Nowadays a growing number of car manufacturers are including services such as camera assistance for parking, remote control of the vehicle, voice recognition or breakdown alerts in their vehicles. These tools are incorporated in our daily life to enhance road security and customer satisfaction.
The announcement of the Dutch Data Protection Authority (Autoriteit Persoonsgegevens) on the investigation of 10 big car manufacturers on the use of personal data collected via so-called ‘connected cars’ has reopened the discussion on whether connected vehicles are GDPR compliant or not.
The lack of compliance of connected vehicles might affect a great number of users. According to the European Data Protection Supervisor (EDPS), car manufacturers obtain 25 gigabytes of data per hour from our vehicles. In December 2019, the EDPS also published TecDispatch#3 Connected Cars. It confirmed that last year 80 cyberattacks took place against the smart mobility ecosystem.
Read together these numbers underline the importance of the data generated by connected vehicles. They highlight the need for addressing and investigating their compliance.
GDPR principles & Connected Cars
Following the Guidelines of the European Data Protection Board, connected vehicles potentially involves a risk to five out of seven GDPR principles:
- Lawfulness, fairness & transparency: connected vehicles have created a complicated system of parties that process the data (car manufacturer, road authorities, insurance companies…) This leads to the complexity of drafting a privacy statement that includes all the different purposes, controllers and processors and still keep it short and readable for the customer.
- Data minimization: car manufactures might be collecting more data than needed to provide their services. The use of sensors or learning machines allows the capture and processing of a large amount of data that might not be needed for providing the services.
- Data accuracy: due to the big number of parties involved, it is challenging for the data subject to know to whom to go in case s/he wants to correct his/her personal data.
- Purpose limitation: since the car manufacturers do not inform you about who the data is shared with and for what. The data collected to improve the quality of car parts could also be used by insurance agencies to offer a different insurance premium or by the road authorities to improve traffic safety.

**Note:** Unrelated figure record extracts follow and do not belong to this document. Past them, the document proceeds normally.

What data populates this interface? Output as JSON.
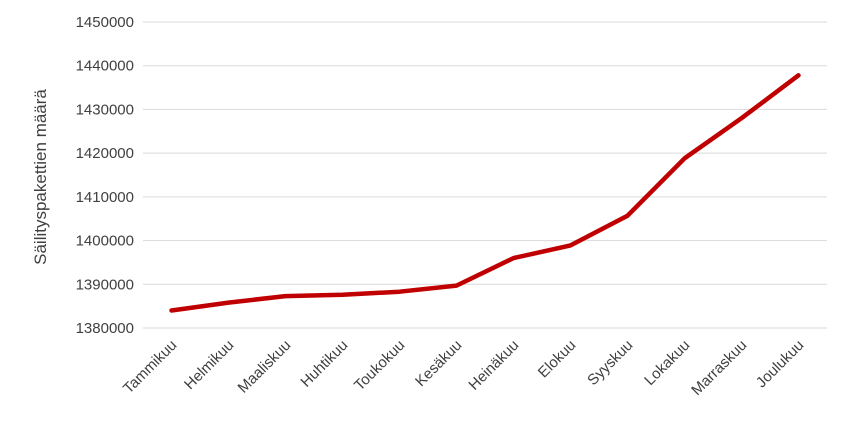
{
  "chart_data": {
    "type": "line",
    "title": "",
    "xlabel": "",
    "ylabel": "Säilityspakettien määrä",
    "ylim": [
      1380000,
      1450000
    ],
    "yticks": [
      1380000,
      1390000,
      1400000,
      1410000,
      1420000,
      1430000,
      1440000,
      1450000
    ],
    "ytick_labels": [
      "1380000",
      "1390000",
      "1400000",
      "1410000",
      "1420000",
      "1430000",
      "1440000",
      "1450000"
    ],
    "grid": true,
    "legend": "none",
    "categories": [
      "Tammikuu",
      "Helmikuu",
      "Maaliskuu",
      "Huhtikuu",
      "Toukokuu",
      "Kesäkuu",
      "Heinäkuu",
      "Elokuu",
      "Syyskuu",
      "Lokakuu",
      "Marraskuu",
      "Joulukuu"
    ],
    "series": [
      {
        "color": "#c00000",
        "values": [
          1384000,
          1385800,
          1387300,
          1387600,
          1388300,
          1389700,
          1396000,
          1398900,
          1405700,
          1418800,
          1428000,
          1437800
        ]
      }
    ]
  }
}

- Storage limitation: once the data is no longer needed for the purpose it was collected for, it must be deleted. Connected vehicles collect data for different purposes therefore, different deletion times might apply. It is not clear how long the data is stored for and how manufacturers ensure deletion.
Accountability, integrity and confidentiality
In addition, we (i.e. Cuccibu) also believe that the principles of accountability and confidentiality & integrity might be endangered within connected cars:
- Accountability: There is a lack of clarity of which parties are involved in data processing within connected vehicles. This creates a great difficulty on making companies accountable for their use of our data. Car manufacturers might be aware of who are their subcontractors and processors. Nevertheless, are they really aware of the subcontractors of the subcontractors or processors of the processors? How can they ensure that all of these companies are GDPR compliant?
- Integrity & Confidentiality: as the number of parties involved in connected vehicles is large, the data flow circulation is also high and therefore, the possibilities of leaks are also more likely. Moreover, all the companies that are dealing with the data processing need to ensure that the security measures are appropriate. For example to avoid any unauthorized access.
What risks does this pose for me?
The most obvious risk that we encounter as customers is the lack of control over the processing of our data. It is complicated to know who is processing our data, what the purpose of the processing is and what the legal basis is etc.
The absence of clarity has an impact on the possibility of exercising our data subject rights. It also has an impact and our ability to make an informed decision on whether we want to purchase a connected car or not.
What should I watch out for when buying a connected car?
When you a buying a new car, make sure to remember that the dealer needs to inform you about:
- Which personal data the vehicle will collect, process and transfer;
- Why they are processing this personal data;
- Who the vehicle will share this personal data with;
- How you can exercise your data subject rights, such as the right to access or erasure;
- Who you can contact, in case of questions or complaints, about the personal data your car processes?
Please note that the legal ground applicable for the data processing will determine the rights of the data subject. For instance, on the one hand, if the processing is based on the consent of the customer, they always have the right to refuse the processing. Or, they may at a later time withdraw the mentioned consent. If special personal data is recorded the controller needs to obtain explicit consent. For instance, the geolocation of your vehicle that records you going to the doctor.
Alternatively, if the legal basis is legitimate interest the data subject has the right to object the processing. Additional explicit consent for the processing of special personal data will still need to be obtained.